A robot arm that sees objects with a camera and automatically picks them up and places them in the correct location and orientation without human control.
Overview
OmniPlace is an autonomous pick and place system built on ROS 2 for a Franka Panda with an Intel RealSense camera. The robot scans a tabletop, detects both objects (squares, rectangles, cylinders) and targets (their flat cross sections), matches each object to the correct target, and executes pick and place until no targets remain.
System diagrams
Hardware setup: objects, camera, and robot arm
Software pipeline from sensing to planning and execution
Perception pipeline (YOLO-OBB and detection stabilization)
Perception is handled by a YOLO-based detector that outputs oriented bounding boxes, providing both object position and in-plane rotation directly from the image. Rather than relying on single-frame detections, the system performs a structured scan of the workspace and aggregates detections across multiple frames.

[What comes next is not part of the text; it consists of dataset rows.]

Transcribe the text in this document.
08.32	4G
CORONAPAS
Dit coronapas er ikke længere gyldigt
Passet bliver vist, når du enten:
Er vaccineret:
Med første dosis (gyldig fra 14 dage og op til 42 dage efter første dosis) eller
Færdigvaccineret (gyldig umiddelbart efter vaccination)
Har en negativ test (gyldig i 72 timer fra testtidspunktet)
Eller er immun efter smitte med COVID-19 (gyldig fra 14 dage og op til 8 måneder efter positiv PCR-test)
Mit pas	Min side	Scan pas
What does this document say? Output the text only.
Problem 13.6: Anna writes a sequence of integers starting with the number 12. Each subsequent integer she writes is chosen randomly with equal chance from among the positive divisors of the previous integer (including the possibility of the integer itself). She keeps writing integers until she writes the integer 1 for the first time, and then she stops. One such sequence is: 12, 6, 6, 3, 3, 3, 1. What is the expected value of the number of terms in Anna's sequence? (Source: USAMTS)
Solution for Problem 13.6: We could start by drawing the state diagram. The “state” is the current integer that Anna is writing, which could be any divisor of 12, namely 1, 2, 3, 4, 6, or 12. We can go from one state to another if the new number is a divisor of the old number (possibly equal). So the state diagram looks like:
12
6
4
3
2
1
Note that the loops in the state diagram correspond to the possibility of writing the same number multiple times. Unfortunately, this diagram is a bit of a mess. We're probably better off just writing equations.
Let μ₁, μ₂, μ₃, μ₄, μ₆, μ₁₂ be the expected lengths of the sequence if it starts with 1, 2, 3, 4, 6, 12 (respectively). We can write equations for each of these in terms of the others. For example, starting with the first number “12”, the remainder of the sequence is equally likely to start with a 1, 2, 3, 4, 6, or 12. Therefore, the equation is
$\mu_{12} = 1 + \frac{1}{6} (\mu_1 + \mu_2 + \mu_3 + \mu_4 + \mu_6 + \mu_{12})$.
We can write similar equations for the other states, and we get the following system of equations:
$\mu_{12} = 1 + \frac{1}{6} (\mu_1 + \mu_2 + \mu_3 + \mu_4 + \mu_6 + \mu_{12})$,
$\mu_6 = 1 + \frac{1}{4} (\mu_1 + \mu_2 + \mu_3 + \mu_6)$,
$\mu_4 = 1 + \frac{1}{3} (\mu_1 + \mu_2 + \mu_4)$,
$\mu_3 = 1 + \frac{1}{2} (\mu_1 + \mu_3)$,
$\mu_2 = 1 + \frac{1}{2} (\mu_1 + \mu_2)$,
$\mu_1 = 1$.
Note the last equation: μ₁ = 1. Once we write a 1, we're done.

Detections are associated over time by comparing center location, shape class, bounding box dimensions, and orientation. Candidates that do not appear consistently across the scan window are discarded as noise. This temporal filtering produces a stable set of object and target poses that can be safely used for motion planning.
To train the YOLO model, a Python-based synthetic data generation pipeline was developed. The script programmatically generated large datasets of labeled images containing geometric objects with randomized pose, scale, orientation, lighting, and background variation. This approach made it possible to rapidly scale the training dataset without manual labeling and ensured strong coverage of object orientations required for reliable OBB prediction.
Objects and targets are distinguished using a height-based heuristic. Targets are flat cross-sections placed on the table, while objects have nonzero height. This separation allows the system to independently build object and target sets and perform shape-based matching between them.
Motion Planning and Task Execution
Motion planning is handled through a custom Python interface built on top of MoveIt 2, designed to simplify interaction with the robot while still exposing fine control when needed. Instead of calling MoveIt APIs directly throughout the codebase, the system is structured around a small set of modular wrappers that separate state queries, planning logic, and environment management.
The motion planning interface provides utilities for querying the robot’s current state, generating collision-aware trajectories, and executing both Cartesian and joint-space motions. A dedicated planning scene manager dynamically adds and removes collision objects corresponding to detected items and targets, ensuring that planned motions remain valid as the workspace changes. All motion commands are funneled through a single high-level interface that exposes actions such as moving to poses, executing grasps, and controlling the gripper, keeping task logic clean and readable.
Task execution is coordinated by a central control script that drives the full pick-and-place pipeline. When triggered, the robot first moves to a known home configuration and performs camera calibration using an ArUco marker to establish consistent transforms between the camera, marker, and robot base. The perception pipeline then scans the workspace, producing a stable set of object and target poses that are visualized in RViz and added to the planning scene.
Objects are matched to targets based on shape and size, and the robot executes pick-and-place operations one pair at a time. After each attempt, the system re-scans the workspace rather than assuming a static scene. This design allows the robot to recover from failed grasps, handle objects being moved during execution, and remain robust to detection ordering changes. The task continues until no valid targets remain, at which point the robot safely returns to its home position.